FXS holders have the power to govern the protocol’s parameters, including adding or adjusting collateral pools, adjusting fees (e.g., minting or redeeming), and refreshing the rate of the collateral ratio. However, no other actions, such as active management of collateral or addition of human-modifiable parameters, are possible other than a hardfork that would require voluntarily moving to a new implementation entirely.
The FXS token’s market capitalization should be calculated based on the future expected net value creation from seigniorage of FRAX tokens in perpetuity, the cash flow from minting and redemption fees, and utilization of unused collateral. As FRAX demand grows, FXS supply is expected to be largely deflationary, as the amount in circulation will likely decrease.
The FXS token has the potential for both upside and downside utility of the system, and the Frax Protocol’s design ensures that the delta changes in value are always stabilized away from the FRAX token itself.
As the market cap of FXS increases, so does the system’s ability to keep FRAX stable. Therefore, the priority in the design is to accrue maximal value to the FXS token while maintaining FRAX as a stable currency.
To access documents: docs.frax.finance
About Frax Protocol (FRAX)
The Frax Protocol is an innovative stablecoin system that uses fractional-algorithmic methods. Frax is an open-source and permissionless system that operates entirely on the blockchain, currently utilizing Ethereum with the possibility of expansion to other chains in the future.
The ultimate goal of the protocol is to offer a decentralized and scalable algorithmic currency, as opposed to fixed-supply digital assets such as BTC.
The protocol includes the following key features:
Fractional-Algorithmic: Frax is a distinctive stablecoin that combines collateral-backed and algorithmic-backed elements. The proportion of collateralized and algorithmic-backed elements depends on the current market value of the FRAX stablecoin. If FRAX trades above $1, the protocol reduces the collateral ratio, while if it trades below $1, the protocol increases the collateral ratio.
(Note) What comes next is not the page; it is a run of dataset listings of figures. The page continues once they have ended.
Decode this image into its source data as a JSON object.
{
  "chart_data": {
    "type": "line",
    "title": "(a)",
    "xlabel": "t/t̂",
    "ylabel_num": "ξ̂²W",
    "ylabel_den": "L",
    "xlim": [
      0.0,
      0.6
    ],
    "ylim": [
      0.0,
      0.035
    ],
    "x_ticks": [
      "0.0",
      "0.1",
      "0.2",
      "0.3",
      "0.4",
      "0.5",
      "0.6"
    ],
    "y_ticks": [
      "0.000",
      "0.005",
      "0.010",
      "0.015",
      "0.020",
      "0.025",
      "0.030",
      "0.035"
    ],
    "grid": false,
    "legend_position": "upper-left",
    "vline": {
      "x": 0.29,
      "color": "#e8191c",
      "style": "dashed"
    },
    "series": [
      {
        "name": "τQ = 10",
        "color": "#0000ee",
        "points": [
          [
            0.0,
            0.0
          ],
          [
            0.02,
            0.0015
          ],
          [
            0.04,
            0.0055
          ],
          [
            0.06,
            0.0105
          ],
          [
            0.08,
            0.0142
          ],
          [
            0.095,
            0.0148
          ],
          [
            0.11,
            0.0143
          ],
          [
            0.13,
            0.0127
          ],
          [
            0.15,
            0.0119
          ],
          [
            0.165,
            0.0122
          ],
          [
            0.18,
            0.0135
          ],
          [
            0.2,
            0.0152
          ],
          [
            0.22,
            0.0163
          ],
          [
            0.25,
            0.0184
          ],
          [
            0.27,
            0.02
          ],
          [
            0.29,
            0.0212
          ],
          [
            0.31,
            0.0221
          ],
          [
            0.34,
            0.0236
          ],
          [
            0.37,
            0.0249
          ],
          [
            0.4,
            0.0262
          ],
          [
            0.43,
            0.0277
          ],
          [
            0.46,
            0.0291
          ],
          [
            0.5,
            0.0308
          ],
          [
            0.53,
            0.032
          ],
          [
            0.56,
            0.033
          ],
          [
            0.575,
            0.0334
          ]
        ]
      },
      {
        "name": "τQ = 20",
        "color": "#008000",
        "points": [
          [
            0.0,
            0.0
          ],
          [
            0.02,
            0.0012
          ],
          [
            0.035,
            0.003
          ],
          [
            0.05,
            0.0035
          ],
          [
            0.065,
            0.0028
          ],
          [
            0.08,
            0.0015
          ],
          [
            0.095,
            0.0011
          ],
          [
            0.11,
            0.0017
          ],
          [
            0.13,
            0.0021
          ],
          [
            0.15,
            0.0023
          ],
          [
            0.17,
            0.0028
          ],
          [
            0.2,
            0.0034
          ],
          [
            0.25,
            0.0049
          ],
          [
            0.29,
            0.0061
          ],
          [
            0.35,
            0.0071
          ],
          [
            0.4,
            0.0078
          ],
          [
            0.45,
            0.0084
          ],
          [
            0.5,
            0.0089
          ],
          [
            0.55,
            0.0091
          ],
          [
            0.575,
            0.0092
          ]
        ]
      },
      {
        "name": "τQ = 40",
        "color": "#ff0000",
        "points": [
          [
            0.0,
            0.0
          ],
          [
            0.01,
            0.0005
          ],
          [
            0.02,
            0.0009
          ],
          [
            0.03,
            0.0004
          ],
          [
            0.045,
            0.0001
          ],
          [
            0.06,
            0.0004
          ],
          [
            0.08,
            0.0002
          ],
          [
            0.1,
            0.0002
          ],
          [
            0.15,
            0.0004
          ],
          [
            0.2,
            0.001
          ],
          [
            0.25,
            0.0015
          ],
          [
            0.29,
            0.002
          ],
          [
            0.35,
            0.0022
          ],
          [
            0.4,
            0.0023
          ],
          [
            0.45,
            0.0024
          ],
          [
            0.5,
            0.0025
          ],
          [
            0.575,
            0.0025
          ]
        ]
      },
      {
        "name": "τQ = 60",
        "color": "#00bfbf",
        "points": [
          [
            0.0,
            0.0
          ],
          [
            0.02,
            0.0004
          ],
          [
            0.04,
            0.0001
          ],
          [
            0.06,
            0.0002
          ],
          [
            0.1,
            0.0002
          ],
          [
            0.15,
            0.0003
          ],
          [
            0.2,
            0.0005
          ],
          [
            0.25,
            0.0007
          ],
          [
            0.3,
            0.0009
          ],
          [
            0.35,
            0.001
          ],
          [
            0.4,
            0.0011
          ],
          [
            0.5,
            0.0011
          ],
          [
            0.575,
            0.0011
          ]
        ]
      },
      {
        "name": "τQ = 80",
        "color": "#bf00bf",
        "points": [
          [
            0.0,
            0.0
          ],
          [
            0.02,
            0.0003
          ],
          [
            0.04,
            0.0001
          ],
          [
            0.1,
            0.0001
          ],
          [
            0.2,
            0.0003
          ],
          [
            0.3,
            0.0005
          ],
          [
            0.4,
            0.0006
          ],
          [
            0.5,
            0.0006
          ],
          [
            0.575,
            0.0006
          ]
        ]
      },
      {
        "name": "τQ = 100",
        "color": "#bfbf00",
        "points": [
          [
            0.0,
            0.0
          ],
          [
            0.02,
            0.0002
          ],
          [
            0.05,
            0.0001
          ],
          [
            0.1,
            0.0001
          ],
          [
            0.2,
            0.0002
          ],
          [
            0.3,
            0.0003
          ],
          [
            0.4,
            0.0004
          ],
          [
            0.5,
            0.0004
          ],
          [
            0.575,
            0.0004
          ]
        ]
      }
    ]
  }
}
Decentralized and Governance-Minimized: The protocol is community-run and relies on a highly autonomous, algorithmic approach with no active management.
Fully On-Chain Oracles: Frax v1 relies on Uniswap (ETH, USDT, USDC time-weighted average prices) and Chainlink (USD price) oracles.
Two Tokens: The protocol has two tokens: FRAX, which is the stablecoin pegged tightly to $1/coin, and Frax Shares (FXS), the governance token that earns fees, seigniorage revenue, and excess collateral value.
To access more article: cryptodataspace.com
About Stablecoins
Stablecoins present a means of connecting the divide between conventional currencies such as the U.S. dollar and cryptocurrencies. By functioning as digital assets with stable prices that resemble fiat, but retain the flexibility and practicality of cryptocurrency, stablecoins offer an innovative solution to the issue of crypto unpredictability.
The stability of their value is an inherent feature of stablecoins. These digital assets are classified into four main types, based on the type of collateral they use as a foundation: fiat-backed, crypto-backed, commodity-backed, and algorithmic.